Operationalize It: GitOps, Alerts, and Drills
This is where teams either make it stick or let it rot on Confluence.
- Put everything in Git.
- Runbooks:
runbooks/perf/*.yaml. - Alerts:
prometheusrules/*.yamlwithrunbook_urlpointing to the repo. - Dashboards: JSON exports in
grafana/. - Load tests:
perf/k6/*.jswithMakefiletargets.
- Runbooks:
- Wire it to your deploy flow.
ArgoCD/Fluxapplies alerts/dashboards.- CI runs smoke
k6after canary; blocks if SLO thresholds fail.
- Run drills quarterly.
- Trigger the alert in staging with a controlled load; time the MTTR.
- Rotate on-call to run the playbook end-to-end.
- Track business metrics.
- Tie SLOs to conversion, abandonment, and cost. E.g., shaving 200ms off checkout p99 lifted conversion 2.1% at one client—real money.
If you don’t rehearse, you won’t execute when it matters. This is SRE 101, but it’s shocking how many orgs skip it.
GitPlumbers note: we audit and harden these playbooks, then pressure-test them with your stack. If you want a second set of eyes, we’re here.
Related Resources
Key takeaways
- Performance work should be a small set of rehearsed plays tied to SLOs and error budgets, not ad hoc heroics.
- Each playbook needs triggers, reproducible diagnostics, checkpoints, mitigations, and a rollback path.
- Profile before you tune: flame graphs and traces beat log-diving and hunches every time.
- Focus on the usual suspects: API hot paths, database hotspots, cache stampedes, GC pauses, and K8s resource throttling.
- Operationalize via GitOps: version runbooks, alerts, and dashboards; test them with synthetic load and chaos drills.
Implementation checklist
- Define user-facing SLOs with p50/p95/p99 and an error budget.
- Instrument RED/USE metrics and wire tracing with OpenTelemetry.
- Create a runbook template with trigger, steps, checkpoints, mitigations, and rollback.
- Author Prometheus alerts with runbook_url annotations for each play.
- Stand up profiling (pprof/JFR/async-profiler) and ensure it’s safe to use in prod.
- Create DB observability: pg_stat_statements, auto_explain, slow query logs.
- Put a cache policy in writing: TTLs, keys, coalescing, and circuit breakers.
- Right-size K8s requests/limits; add HPA (and VPA where safe); watch CPU throttling.

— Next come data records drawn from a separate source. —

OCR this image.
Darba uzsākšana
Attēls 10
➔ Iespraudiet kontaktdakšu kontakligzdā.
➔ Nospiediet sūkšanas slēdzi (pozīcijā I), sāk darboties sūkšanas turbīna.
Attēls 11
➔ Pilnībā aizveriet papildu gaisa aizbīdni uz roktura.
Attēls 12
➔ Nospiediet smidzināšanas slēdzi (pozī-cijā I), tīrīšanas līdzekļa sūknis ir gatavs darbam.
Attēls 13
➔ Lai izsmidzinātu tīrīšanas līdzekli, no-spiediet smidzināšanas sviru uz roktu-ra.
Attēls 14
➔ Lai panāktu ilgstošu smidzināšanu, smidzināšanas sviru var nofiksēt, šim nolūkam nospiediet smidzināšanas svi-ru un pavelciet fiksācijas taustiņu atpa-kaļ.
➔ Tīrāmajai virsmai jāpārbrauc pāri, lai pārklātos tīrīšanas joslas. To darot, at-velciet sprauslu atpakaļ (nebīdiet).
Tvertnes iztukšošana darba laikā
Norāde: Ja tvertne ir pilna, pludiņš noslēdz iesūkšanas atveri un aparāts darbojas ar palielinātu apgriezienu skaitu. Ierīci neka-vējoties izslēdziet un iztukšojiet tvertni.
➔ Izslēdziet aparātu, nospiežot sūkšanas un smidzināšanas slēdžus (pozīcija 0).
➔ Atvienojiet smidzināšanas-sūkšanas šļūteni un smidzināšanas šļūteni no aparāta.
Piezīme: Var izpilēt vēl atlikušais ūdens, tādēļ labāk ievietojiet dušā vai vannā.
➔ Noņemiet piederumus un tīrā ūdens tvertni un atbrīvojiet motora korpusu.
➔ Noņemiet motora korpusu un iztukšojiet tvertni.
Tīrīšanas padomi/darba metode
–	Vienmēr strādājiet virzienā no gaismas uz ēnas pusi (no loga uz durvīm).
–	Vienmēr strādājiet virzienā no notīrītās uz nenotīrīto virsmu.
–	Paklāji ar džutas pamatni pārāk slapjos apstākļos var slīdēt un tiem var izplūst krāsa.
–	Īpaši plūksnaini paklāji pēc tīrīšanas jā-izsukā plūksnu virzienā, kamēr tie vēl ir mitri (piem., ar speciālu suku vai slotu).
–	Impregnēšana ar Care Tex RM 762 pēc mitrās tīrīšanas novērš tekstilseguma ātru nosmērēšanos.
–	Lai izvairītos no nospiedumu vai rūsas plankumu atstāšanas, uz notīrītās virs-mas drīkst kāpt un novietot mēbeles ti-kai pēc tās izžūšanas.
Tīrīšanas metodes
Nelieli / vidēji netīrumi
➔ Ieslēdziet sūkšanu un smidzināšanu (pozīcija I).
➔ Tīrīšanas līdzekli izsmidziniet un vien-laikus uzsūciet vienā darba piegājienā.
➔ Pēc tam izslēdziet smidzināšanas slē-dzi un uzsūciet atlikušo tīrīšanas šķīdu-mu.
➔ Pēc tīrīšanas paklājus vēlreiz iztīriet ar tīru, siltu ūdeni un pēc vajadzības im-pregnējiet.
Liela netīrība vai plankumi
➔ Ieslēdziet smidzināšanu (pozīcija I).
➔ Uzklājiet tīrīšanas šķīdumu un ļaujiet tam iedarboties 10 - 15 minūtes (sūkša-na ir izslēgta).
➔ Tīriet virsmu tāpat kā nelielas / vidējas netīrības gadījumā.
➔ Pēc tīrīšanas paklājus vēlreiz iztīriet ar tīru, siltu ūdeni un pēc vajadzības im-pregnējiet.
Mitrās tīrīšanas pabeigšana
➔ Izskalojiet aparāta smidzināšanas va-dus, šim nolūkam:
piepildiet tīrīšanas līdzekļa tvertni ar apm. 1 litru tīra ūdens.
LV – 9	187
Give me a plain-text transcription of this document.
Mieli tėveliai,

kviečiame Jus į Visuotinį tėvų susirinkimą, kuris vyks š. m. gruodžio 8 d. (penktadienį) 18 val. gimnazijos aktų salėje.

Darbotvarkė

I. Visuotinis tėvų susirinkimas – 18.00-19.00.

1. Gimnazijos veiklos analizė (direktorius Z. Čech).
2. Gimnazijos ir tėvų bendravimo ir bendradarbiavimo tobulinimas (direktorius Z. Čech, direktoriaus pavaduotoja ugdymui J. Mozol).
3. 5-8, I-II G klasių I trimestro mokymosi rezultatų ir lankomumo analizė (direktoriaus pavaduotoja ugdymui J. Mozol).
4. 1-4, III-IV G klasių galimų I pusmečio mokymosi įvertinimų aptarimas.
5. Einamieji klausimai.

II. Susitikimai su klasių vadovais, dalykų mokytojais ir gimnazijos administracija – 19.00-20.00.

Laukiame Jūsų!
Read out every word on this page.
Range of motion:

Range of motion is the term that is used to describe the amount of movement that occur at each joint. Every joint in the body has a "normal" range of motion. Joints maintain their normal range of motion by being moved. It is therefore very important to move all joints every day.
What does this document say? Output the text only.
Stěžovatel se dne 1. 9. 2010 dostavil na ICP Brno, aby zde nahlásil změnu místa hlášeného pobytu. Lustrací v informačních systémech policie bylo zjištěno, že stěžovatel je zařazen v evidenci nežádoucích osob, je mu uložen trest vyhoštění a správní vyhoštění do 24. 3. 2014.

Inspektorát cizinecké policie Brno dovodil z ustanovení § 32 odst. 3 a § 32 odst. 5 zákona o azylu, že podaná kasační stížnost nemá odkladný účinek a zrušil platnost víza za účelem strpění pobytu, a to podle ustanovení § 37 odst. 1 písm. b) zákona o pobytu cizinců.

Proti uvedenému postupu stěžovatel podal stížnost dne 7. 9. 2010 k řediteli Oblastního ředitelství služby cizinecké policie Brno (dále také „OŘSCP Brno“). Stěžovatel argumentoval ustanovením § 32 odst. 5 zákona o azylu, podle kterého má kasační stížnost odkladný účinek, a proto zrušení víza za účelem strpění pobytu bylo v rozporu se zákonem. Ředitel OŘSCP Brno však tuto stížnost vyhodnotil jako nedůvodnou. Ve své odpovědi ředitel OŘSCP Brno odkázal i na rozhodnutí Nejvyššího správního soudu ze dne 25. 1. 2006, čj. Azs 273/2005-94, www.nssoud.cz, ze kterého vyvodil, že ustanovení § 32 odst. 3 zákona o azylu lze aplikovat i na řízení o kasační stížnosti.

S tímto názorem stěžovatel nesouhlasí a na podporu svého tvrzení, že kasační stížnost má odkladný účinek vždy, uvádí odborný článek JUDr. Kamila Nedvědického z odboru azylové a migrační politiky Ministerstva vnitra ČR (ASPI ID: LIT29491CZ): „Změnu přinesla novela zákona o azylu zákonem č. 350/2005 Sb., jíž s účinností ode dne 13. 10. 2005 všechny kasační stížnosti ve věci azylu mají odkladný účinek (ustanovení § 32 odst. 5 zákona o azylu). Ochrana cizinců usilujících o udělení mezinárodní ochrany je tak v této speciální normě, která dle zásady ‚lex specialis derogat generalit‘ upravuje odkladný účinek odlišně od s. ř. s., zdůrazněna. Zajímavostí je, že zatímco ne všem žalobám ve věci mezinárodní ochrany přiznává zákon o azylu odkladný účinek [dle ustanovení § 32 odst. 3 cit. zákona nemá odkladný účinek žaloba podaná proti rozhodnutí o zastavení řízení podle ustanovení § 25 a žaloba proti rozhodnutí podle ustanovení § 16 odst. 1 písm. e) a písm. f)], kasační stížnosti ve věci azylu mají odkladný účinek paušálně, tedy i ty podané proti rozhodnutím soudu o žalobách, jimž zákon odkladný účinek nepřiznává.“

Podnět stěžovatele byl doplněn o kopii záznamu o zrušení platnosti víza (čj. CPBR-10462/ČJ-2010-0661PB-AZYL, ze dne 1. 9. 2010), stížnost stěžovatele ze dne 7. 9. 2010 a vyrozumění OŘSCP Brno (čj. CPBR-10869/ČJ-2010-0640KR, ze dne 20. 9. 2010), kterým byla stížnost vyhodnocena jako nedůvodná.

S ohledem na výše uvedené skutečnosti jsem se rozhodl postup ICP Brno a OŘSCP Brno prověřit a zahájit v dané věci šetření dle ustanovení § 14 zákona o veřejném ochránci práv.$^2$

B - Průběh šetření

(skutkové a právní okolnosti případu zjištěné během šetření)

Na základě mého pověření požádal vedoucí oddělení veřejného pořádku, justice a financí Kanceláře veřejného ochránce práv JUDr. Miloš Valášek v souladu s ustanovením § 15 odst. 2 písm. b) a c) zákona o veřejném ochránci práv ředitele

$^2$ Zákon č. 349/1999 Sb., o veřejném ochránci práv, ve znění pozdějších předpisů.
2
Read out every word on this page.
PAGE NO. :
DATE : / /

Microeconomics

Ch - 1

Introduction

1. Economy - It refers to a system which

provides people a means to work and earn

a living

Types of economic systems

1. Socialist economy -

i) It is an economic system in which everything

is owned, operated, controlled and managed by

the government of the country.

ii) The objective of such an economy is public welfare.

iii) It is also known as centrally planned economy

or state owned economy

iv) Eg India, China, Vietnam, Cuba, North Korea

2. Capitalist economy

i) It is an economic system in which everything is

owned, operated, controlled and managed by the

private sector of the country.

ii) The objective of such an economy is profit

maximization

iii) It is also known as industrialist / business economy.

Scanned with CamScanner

- Store the playbooks, alerts, dashboards, and k6 tests in Git; run drills quarterly.
Questions we hear from teams
- How do I pick SLO thresholds without over-optimizing?
- Start from user journeys and business outcomes. If users tolerate 1s on search but only 500ms on checkout, encode that. Use historical p95/p99 plus error budget math to set realistic targets. Revisit quarterly as traffic and features change.
- Is profiling in production safe?
- Yes, with care. Go pprof CPU at 60s sampling and JFR/async-profiler are low overhead when used briefly. Keep endpoints locked down (localhost/mtls), timebox profiles, and store artifacts off-box.
- Why p99 and not average?
- Averages hide pain. Users experience tail latency. p95 reveals systemic issues; p99 exposes outliers and contention that torpedo conversion. Track all three, alert on p99 for critical paths.
- When should I cache vs. scale?
- Cache if the data is read-heavy and tolerates staleness for a short TTL; scale if data is highly dynamic and correctness is critical. Often it’s both: microcache at the edge plus origin capacity and backpressure.
- What about microservices and cross-service latency?
- Invest in tracing. Add per-hop budgets and circuit breakers (Istio/Envoy). Use bulkheads so one slow dependency doesn’t cascade. A good playbook includes dependency maps and fallback behavior.